Saturday, August 4, 2018

Unfriended (2015)

Director: Levan Gabriadze
Notable Cast: Shelley Hennig, Moses Jacob Storm, Renee Olstead, Will Peltz, Jacob Wysocki, Courtney Halverson, Heather Sossaman

Although the found footage genre of horror has essentially seen its 15 minutes of fame come and go, it’s a genre that will never be lost for all of the same reasons that it grew to be a juggernaut of style. It’s cheap to make and it is an easy way for an audience to put themselves in the shoes of the characters. Those are two things that horror films feed on. Now, more recently as technology advances, found footage has more opportunities to take different angles as the same style. Instead of mockumentaries or found tapes/records that are showcased in a narrative style, we have films like the Unfriended series. Sacrificing the shaky cam panic of a cameraman on the run from whatever horrors await them, Unfriended takes a slick and occasionally clever spin on the in-the-moment horror.
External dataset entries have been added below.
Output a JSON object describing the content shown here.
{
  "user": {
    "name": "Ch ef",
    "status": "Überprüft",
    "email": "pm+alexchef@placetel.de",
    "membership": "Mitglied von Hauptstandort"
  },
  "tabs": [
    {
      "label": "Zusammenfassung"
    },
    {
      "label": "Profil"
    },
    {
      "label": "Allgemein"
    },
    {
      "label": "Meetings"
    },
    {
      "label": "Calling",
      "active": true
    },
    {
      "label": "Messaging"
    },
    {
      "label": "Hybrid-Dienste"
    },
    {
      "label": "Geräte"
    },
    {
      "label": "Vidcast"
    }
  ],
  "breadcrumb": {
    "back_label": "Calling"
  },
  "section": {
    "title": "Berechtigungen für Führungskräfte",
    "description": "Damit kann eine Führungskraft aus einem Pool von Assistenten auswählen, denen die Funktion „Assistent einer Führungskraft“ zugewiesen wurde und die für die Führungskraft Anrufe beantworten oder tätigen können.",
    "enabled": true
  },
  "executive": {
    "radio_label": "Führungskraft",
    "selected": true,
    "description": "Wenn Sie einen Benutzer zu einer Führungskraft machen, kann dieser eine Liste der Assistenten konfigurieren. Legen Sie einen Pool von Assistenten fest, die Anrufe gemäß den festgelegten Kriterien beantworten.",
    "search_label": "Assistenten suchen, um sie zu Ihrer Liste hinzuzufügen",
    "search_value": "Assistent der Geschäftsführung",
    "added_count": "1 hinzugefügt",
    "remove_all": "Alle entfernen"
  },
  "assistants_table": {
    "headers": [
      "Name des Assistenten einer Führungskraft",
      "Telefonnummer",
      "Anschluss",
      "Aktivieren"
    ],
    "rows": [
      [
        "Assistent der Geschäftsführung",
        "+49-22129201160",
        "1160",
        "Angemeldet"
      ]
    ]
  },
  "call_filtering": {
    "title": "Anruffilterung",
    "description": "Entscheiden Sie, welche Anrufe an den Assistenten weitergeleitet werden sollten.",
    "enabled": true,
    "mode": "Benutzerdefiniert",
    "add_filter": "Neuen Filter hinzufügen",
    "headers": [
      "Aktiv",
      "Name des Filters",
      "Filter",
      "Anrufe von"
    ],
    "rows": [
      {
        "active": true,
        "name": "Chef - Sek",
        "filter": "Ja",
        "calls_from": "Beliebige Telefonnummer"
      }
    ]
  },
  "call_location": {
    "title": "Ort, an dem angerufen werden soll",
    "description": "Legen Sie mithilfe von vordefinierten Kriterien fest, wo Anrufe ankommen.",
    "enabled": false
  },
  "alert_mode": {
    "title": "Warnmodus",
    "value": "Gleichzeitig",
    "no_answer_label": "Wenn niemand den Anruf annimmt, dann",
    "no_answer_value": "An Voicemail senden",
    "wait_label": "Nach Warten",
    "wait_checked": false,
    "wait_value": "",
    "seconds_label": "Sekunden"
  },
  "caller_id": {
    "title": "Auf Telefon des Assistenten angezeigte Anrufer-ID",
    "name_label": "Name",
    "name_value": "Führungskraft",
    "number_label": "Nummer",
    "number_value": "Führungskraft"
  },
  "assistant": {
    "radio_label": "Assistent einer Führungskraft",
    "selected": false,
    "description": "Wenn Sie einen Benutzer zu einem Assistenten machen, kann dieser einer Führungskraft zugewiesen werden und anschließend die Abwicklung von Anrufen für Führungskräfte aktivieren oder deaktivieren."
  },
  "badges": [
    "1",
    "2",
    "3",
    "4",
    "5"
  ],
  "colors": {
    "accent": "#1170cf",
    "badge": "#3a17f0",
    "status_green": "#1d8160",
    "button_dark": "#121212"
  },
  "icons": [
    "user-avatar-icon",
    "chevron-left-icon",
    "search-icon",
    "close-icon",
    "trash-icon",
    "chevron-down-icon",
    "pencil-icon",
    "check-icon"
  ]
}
Its narrative is told completely from the screen capture of a computer.  It’s as straight forward as that.

It's a non-LAN party. Cause, do LAN parties still exist? Man, I'm old. 
For the first film, with the somewhat groan inducing title of Unfriended, we see a supernatural horror film told completely from the laptop of a teenage girl as she Skypes with her friends on the anniversary of the suicide of one of their acquaintances. Now, this does sound fairly gimmicky and perhaps a tad boring, but rest assured that Unfriended has a strange knack for manipulating the viewer’s attention. There doesn’t need to be edits as the person clicks through various open windows, there doesn’t necessarily need to be too much exposition spoken since most of it can be shared visually through web searches and social media profiles, and the film can use the all-too-convenient technology problems to create a sense of suspense as the horror unfurls. The trick to why Unfriended works so well (at least for me, as most horror fans tended to be jaded by it for a variety of reasons,) is that the brisk pacing and detail work really does create a solid sense of building tension and purpose for the film.

For example, The use of Spotify songs that pop up in the corner of the screen indicate tone nicely, director Levan Gabriadze navigates the use of a variety of different online programs to reveal the twists and turns of the plot, and the immediate sense that these characters are all intertwined by their own lies (a nice parallel to the social media sense of identity that confuses so many people in real life) generates a wonderful sense that their redemption is the only way to survive the onslaught of supernatural occurrences that will pick them off one by one. Where the film adds a surprising amount of depth in in how it uses the technology element of the film with teens to build a critique of how people build their own worlds online and how that doesn’t match what is happening in real life. When that online world starts to get out of control, in this case through a malicious spirit, it leads to real life consequence. Weirdly enough, it’s kind of clever in that way.

...cause we are living in a digi-material world and I am a digi-material girl.
Granted, the story itself is your usual supernatural horror film, coming off a bit like Sorority Row gone webcam wild and it can be a bit trying on the viewer to have a group of teens essentially yelling at one another for an hour and making silly judgment calls. Throw the usual teen slasher tropes into a J-Horror inspired tech romp and that’s what Unfriended is on the surface at least. The performances are decent enough even though many of the secondary characters are painted with very broad strokes, and if you do not buy into the gimmick then the film will falter for its viewer immediately. Unfriended isn’t perfect, to say the least.

When going back to re-watch the film it holds up remarkably well and, if anything, it might be more enjoyable on multiple viewings.  It has a bit of depth to it, beyond some of the surface clich├ęs, and the pacing and building dread makes the pops of horror violence fairly effective. Granted, most horror fans write it off immediately for what’s on the surface, but even then, Unfriended isn’t a film to disregard offhandedly. There’s a lot more to be found than a film that is regarded as modern horror spam.